Kevin Durant is fantastic at playing basketball—better, in fact, than almost everyone else right now. Nike is, well, Nike. It’s no surprise that the company worked out a new 10-year deal with the star, who has been on its sponsorship team for seven years.
At a cost of about $275 million over the next decade, Durant’s sneaker-selling skills don’t come cheap. Nike is going to have to sell a lot more “KD” shoes than it does now for the contract to make strict financial sense. How many more? A little more than double, according to a back-of-the-envelope calculation. Here’s roughly how the math breaks down in Nike’s financial models:
Nike spends 11 percent of its sales on what it calls “demand creation,” a category that includes payments to athletes as well as great ads such as this one. When it comes to the “KD” line of shoes and apparel, Durant’s payments alone will come to about $27.5 million per year. To keep that sum at 11 percent of sales for his line of apparel, Nike will have to book about $250 million in “KD” revenue. Last year, however, the company sold just $175 million of Durant-related gear, according to Matt Powell, an analyst for SportsOneSource.

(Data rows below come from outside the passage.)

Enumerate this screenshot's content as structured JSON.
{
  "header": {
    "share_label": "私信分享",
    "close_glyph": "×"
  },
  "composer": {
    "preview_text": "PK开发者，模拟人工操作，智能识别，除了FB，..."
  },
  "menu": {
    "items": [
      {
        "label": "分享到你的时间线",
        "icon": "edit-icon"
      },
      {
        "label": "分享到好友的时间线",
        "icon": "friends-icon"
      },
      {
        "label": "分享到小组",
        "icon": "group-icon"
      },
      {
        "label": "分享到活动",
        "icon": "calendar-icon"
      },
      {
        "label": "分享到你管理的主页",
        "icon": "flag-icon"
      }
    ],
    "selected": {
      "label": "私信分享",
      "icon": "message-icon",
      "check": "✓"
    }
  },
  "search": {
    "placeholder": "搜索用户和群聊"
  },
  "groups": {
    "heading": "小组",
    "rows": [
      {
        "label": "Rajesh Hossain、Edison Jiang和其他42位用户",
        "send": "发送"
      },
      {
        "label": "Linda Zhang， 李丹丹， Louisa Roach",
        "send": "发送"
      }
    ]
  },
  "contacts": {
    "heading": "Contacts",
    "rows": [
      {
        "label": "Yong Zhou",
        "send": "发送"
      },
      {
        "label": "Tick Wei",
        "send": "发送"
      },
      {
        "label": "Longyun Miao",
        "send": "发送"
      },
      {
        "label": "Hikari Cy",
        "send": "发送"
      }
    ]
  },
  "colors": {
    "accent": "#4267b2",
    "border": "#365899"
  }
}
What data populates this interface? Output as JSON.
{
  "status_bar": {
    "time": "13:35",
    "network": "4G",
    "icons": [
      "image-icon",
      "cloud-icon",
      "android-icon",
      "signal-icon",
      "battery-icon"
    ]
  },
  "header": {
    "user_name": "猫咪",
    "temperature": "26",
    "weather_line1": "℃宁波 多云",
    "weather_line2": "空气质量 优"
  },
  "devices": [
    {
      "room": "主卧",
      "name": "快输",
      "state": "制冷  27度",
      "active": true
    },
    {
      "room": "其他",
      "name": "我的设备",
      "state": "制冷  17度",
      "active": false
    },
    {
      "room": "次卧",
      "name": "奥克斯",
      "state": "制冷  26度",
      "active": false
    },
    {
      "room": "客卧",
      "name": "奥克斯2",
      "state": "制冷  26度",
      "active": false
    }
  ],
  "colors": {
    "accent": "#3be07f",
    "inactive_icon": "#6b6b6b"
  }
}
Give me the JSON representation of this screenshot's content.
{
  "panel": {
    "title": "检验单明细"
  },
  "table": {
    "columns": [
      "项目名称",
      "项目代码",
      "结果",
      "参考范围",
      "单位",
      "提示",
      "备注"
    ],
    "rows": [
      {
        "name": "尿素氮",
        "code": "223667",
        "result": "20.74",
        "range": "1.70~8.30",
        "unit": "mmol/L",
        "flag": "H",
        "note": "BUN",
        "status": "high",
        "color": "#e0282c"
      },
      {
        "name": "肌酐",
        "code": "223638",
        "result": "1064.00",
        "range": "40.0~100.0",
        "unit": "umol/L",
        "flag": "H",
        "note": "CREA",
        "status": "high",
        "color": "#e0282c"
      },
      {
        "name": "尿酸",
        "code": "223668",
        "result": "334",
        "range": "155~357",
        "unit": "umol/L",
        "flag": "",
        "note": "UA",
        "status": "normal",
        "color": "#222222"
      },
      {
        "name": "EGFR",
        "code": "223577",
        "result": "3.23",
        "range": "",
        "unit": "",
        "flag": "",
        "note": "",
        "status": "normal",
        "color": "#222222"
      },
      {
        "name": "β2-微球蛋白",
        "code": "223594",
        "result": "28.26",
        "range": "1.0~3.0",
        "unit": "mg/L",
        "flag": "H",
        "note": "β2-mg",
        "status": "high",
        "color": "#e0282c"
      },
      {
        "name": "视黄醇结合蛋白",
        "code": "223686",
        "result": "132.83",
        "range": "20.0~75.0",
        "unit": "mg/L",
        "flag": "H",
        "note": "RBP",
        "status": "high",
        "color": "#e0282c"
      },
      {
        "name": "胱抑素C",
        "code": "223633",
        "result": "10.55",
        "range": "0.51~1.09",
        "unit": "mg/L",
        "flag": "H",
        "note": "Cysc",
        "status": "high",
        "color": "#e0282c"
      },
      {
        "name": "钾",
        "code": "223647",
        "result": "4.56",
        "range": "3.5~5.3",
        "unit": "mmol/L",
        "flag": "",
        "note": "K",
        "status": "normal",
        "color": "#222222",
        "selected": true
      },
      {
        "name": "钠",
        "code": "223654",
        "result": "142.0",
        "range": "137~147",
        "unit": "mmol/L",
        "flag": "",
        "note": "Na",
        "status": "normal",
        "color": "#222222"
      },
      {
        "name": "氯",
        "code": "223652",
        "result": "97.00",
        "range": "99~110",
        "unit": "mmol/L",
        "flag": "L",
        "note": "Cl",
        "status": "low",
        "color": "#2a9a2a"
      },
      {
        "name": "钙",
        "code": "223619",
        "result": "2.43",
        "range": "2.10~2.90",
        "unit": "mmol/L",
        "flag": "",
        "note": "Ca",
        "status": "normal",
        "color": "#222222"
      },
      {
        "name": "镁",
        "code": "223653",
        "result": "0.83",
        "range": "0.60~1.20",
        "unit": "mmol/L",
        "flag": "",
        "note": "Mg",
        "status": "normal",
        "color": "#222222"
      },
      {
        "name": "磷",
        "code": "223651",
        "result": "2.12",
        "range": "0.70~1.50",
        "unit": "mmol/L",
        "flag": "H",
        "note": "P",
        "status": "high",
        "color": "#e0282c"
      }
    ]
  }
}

Here’s the tricky thing: Some 80 percent of Nike’s business is wholesale, which affords a much slimmer margin than its direct-to-consumer sales. When a shopper buys a $150 pair of KD7 sneakers at Foot Locker, Nike pockets about $82.50, according to Powell.
So that $175 million of KD commerce in 2013 is only $112 million to Nike—a far cry from the $250 million it needs to square the math on the new Durant sponsorship deal.
What does that all of this mean in shoes? Adult versions of KD shoes run from $130 to $200. Assuming an average price of $165, last year’s Durant haul from Nike would be about 1.1 million pairs of sneakers. The $250 million goal suggested by the new contract would be worth about 2.4 million pairs of shoes. Durant better get hustling.
For Nike, there’s a separate part of the equation that’s hard to put a value on. If it didn’t re-sign Durant, Under Armour probably would. The burgeoning Baltimore-based apparel brand is trying to sharpen its shoe game and offered Durant a huge package, slightly larger than Nike’s winning bid.
There are a lot of stars Nike wouldn’t mind missing out on. Stephen Curry, for example, is an exciting player that has probably been a great investment for Under Armour’s marketing team. He is not, however, the best in basketball at the moment. That title belongs to Durant or fellow Nike star LeBron James. If Durant had gone to Under Armour, a huge swath of customers would at least consider its shoes for the first time.
So Nike may lose some money by keeping Durant—but might have lost even more if it had let him go to its scrappy new competitor.
Under Armour, meanwhile, is probably relieved this week. Winning its Durant bid would have taxed its income statement. And it needs to focus on selling workout gear to women as much or more than on moving sneakers. That’s why it just signed supermodel Gisele Bundchen for an undisclosed sum. Call it a really expensive value play.